A month of Sundays

Director: Matthew Saville
Starring: Anthony LaPaglia, Julia Blake, John Clarke, Justine Clarke, Donal Forde, and Indiana Crowther
Distributor: Madman Entertainment
Runtime: 110 mins. Reviewed in Apr 2016
| JustWatch |
Rating notes: Mild themes and coarse language

This is a beautiful, gentle Australian film about a lonely man, who needs a fresh purpose in life. A chance occurrence gives him an opportunity for that to happen.

Frank Mollard (Anthony LaPaglia) is an Adelaide real-estate agent, who doesn’t care a lot about his clients, or the properties he is supposed to sell. He is recently divorced from his wife, Wendy (Justine Clarke), and he is alienated from his son, Frank Jr. (Indiana Crowther). He doesn’t worry about what he says, and he finds it hard to express his feelings.

One day, he receives a phone call from an elderly widower, Sarah (Julia Blake), who carries on a conversation with him as if she is his mother. Sarah has mis-dialled – Frank’s mother died a year before – but her wrong number leads to an unpredictable friendship. Depressed, and in search of a purpose in life, Frank follows up the phone call and develops a relationship with Sarah. He calls on her at her home, shares tea and dinner with her, and her son, Damien (Donal Forde), and reaches out to Sarah as a surrogate mother. He found his phone conversation with her oddly comforting.

At work, Frank gets on reasonably well with his acerbic boss, Phillip (John Clarke), but he is frustrated that he is asked to sell so many properties belonging to those who have been recently deceased, or are soon to die. He has trouble keeping up with what he is routinely asked to do. Sarah gives him new ways to look at life, and to reassess why he is feeling the way he is.

The film is basically a dramatic character study of Frank, with Sarah being the mechanism for reassessment by Frank of his purpose in life. Sarah realises what Frank is doing and tells him that he must not relate to her as if she is family, when she isn’t, but Frank doesn’t stop. He wants a relationship with Sarah. He comes to care deeply when she gets sick, and Sarah helps him re-discover the humanity he thought he had lost.

The title of the movie refers to action in a Month of Sundays or 30 days, but the meaning of the title also subtly suggests outcomes that are ordinarily not expected to eventuate. Things occur by chance in this movie, and they are contrived cleverly to fit a convenient plot-line.

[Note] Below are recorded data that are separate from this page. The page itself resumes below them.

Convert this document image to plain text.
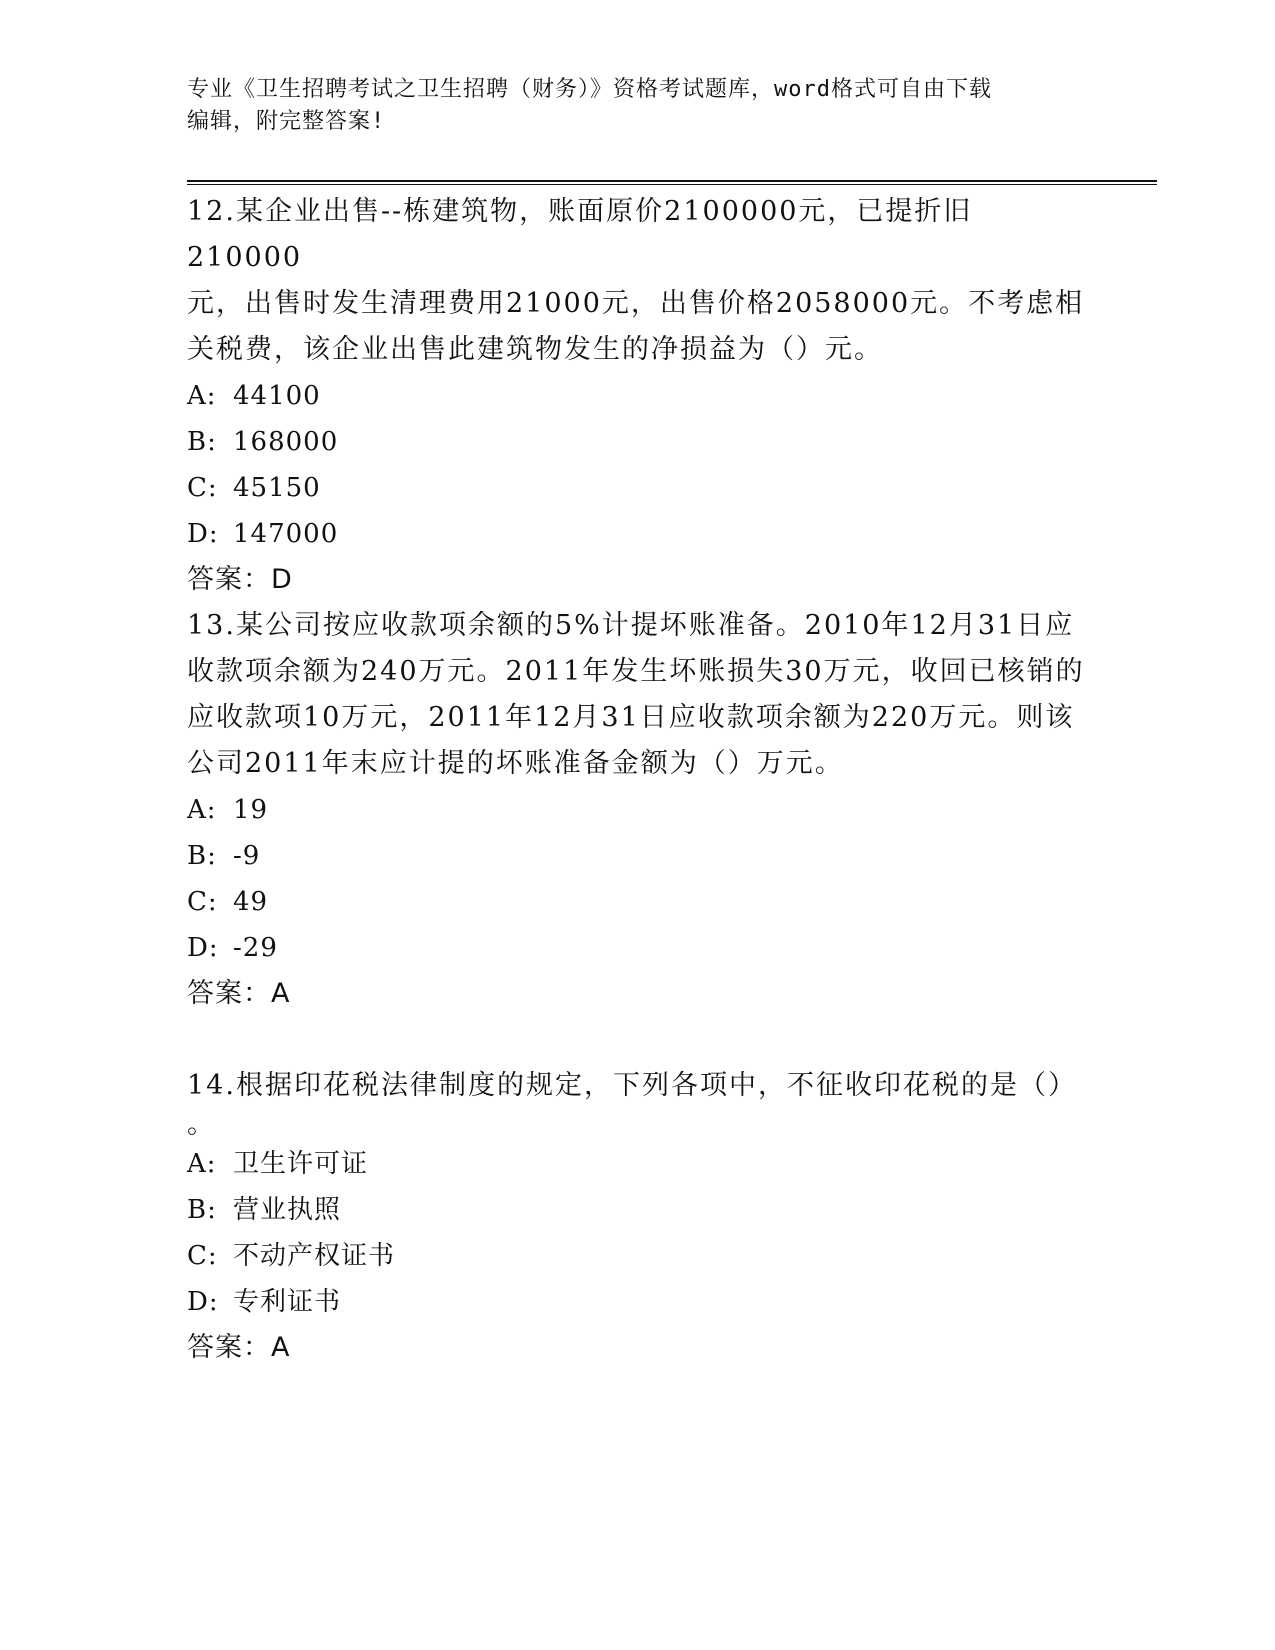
专业《卫生招聘考试之卫生招聘（财务）》资格考试题库，word格式可自由下载
编辑，附完整答案!
12.某企业出售--栋建筑物，账面原价2100000元，已提折旧210000
元，出售时发生清理费用21000元，出售价格2058000元。不考虑相
关税费，该企业出售此建筑物发生的净损益为（）元。
A: 44100
B: 168000
C: 45150
D: 147000
答案：D
13.某公司按应收款项余额的5%计提坏账准备。2010年12月31日应
收款项余额为240万元。2011年发生坏账损失30万元，收回已核销的
应收款项10万元，2011年12月31日应收款项余额为220万元。则该
公司2011年末应计提的坏账准备金额为（）万元。
A: 19
B: -9
C: 49
D: -29
答案：A
14.根据印花税法律制度的规定，下列各项中，不征收印花税的是（）
。
A: 卫生许可证
B: 营业执照
C: 不动产权证书
D: 专利证书
答案：A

LaPaglia gives an outstanding portrayal of a man in a mid-life crisis, who takes the opportunity to do something about his life and the way he is feeling. The acting by the entire cast is excellent, and John Clarke as Frank’s boss, nicely projects his well-known acting style. Actors and the film’s cinematography capture personal moments poignantly and intimately. The script is insightful and witty, and the direction is both understated and assured.  

The movie offers a thoroughly enjoyable, home-grown slice of Australian life that is very moving, and its portrayal of goodness is inspiring. Phillip visits his ageing father, for example, and Frank takes Sarah along to bring her special, caring style of comfort to Phillip’s father as well.  

The film itself covers a diversity of themes in a sensitive, warm-hearted way. They range from family affection and attachment, joy, ageing, insecurity, separation, and grief, all the way to acts of natural kindness, telling gestures of humanity, and finding ways to cope with death. The film projects the surface message that “everyone should have a second chance”, but it deals with the ups and downs of life much more insightfully, and dramatically than such a phrase suggests. And it does so in a rich and non-threatening way.